Category: Mexico
Don’t go to Mexico.
Those are the words that are said on repeat with most people you meet. Why? No good reason, just other people’s stereotypes of the country. That’s why.
Growing up, I was used to facing that. Don’t go to Los Angeles. There are gangs. Coming to LA? Better save up because Los Angeles is wicked expensive. You’re visiting LA? Everything smells like pee. Whatever people hear on the news or experience once in their lives becomes a dictating factor of whether or not an area is excellent. Even though some places can be so much more than the smallest aspect of what someone sees, that horrible experience becomes its label. Before someone even has a chance to experience something for themselves, they’re already assaulted by someone else’s bad experience, and they’re trapped from seeing it themselves.
Don’t go to Mexico.
This is the land of drug lords and gangs. This is where my friend’s sister’s best friend’s cousin, twice removed, step-uncle lost his kidney in a gambling match. This is the home where people sell their kids for candy, for other people’s kids, and for that uncle’s kidney. Yet, for a country so close to the US border, Mexico seems to be the country of myth and folklore.

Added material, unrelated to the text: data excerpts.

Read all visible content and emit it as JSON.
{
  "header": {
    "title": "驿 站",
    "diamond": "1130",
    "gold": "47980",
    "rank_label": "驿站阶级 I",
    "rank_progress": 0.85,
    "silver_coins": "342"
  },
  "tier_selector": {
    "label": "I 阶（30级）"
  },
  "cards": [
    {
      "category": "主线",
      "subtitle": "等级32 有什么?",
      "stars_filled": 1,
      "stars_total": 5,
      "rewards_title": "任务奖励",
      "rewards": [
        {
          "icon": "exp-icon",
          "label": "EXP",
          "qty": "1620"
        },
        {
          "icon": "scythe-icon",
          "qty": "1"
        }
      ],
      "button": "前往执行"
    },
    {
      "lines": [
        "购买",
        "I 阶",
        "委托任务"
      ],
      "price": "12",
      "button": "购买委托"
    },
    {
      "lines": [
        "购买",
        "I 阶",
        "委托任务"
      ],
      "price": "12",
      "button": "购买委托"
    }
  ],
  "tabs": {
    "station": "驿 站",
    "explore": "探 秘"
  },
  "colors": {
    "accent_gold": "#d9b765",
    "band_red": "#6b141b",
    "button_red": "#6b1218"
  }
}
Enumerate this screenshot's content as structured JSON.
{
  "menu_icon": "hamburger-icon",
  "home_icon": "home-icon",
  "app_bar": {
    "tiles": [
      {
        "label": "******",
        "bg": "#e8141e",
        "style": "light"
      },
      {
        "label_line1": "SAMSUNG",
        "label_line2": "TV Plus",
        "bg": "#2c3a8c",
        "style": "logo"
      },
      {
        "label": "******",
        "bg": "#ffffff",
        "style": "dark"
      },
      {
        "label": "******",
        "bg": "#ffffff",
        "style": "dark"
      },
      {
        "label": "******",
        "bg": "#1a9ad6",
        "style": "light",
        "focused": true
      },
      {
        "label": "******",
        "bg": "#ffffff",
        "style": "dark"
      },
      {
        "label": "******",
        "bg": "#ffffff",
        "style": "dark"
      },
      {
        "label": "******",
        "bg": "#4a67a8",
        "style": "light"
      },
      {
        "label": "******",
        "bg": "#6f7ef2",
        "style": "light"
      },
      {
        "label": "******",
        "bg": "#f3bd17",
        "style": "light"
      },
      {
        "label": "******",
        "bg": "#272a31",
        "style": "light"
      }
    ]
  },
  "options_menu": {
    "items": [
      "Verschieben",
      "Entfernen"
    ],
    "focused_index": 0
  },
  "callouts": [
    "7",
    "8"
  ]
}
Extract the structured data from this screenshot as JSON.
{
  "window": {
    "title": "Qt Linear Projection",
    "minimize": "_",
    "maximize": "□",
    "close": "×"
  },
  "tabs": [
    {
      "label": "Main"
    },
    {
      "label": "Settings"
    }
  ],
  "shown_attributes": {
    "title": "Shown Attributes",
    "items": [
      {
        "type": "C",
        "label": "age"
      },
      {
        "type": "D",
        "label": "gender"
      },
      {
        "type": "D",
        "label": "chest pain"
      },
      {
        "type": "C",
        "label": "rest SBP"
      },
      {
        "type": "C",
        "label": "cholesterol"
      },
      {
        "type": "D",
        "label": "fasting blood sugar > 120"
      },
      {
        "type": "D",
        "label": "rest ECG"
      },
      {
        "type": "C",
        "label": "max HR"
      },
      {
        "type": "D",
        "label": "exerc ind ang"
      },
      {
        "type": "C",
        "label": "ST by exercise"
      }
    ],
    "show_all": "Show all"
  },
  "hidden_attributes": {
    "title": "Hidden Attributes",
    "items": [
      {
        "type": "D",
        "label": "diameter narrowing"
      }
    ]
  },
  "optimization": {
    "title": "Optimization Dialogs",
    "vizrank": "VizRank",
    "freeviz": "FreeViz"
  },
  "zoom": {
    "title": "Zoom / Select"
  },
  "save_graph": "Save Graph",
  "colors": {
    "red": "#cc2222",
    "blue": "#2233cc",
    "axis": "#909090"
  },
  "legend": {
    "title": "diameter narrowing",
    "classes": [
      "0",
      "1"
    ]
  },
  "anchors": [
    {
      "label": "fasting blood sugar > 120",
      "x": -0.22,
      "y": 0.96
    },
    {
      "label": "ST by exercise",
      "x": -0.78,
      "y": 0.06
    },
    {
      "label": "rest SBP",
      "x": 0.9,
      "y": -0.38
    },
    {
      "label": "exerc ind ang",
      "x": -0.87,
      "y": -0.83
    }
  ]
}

People’s perception of Mexico stems from a mixture of sensationalist news stories and a bored teen who had nothing to gossip about one evening during dinner. To most people in Mexico, it is one terrible experience they had in some white-washed resort. The more people tell you not to visit Mexico, the more you realize that not a lot of people know what Mexico is.
I wanted to go to Mexico for a long time, and whenever I mentioned I wanted to go, I was bombarded with a series of reasons not to go. El Chapo, gangs, guns, etc., govern the streets of Mexico City, so I won’t be safe going there. But after a series of mass shootings in America and a global pandemic, I thought it wouldn’t be as bad as what most people said.
Because I have a better chance of dying here than I do trying to live somewhere else.
So my husband and I decided to risk it all and hopped on a plane to Mexico City. While I wasn’t worried about what everyone warned me about, I was apprehensive about my ability to eat being vegan. Would there be enough food for me? Would anyone understand that I don’t eat animal products?
The truth is I had nothing to fear. Mexico, especially Mexico City, is a vegan haven, and I was the lucky benefactor to receive it for a week.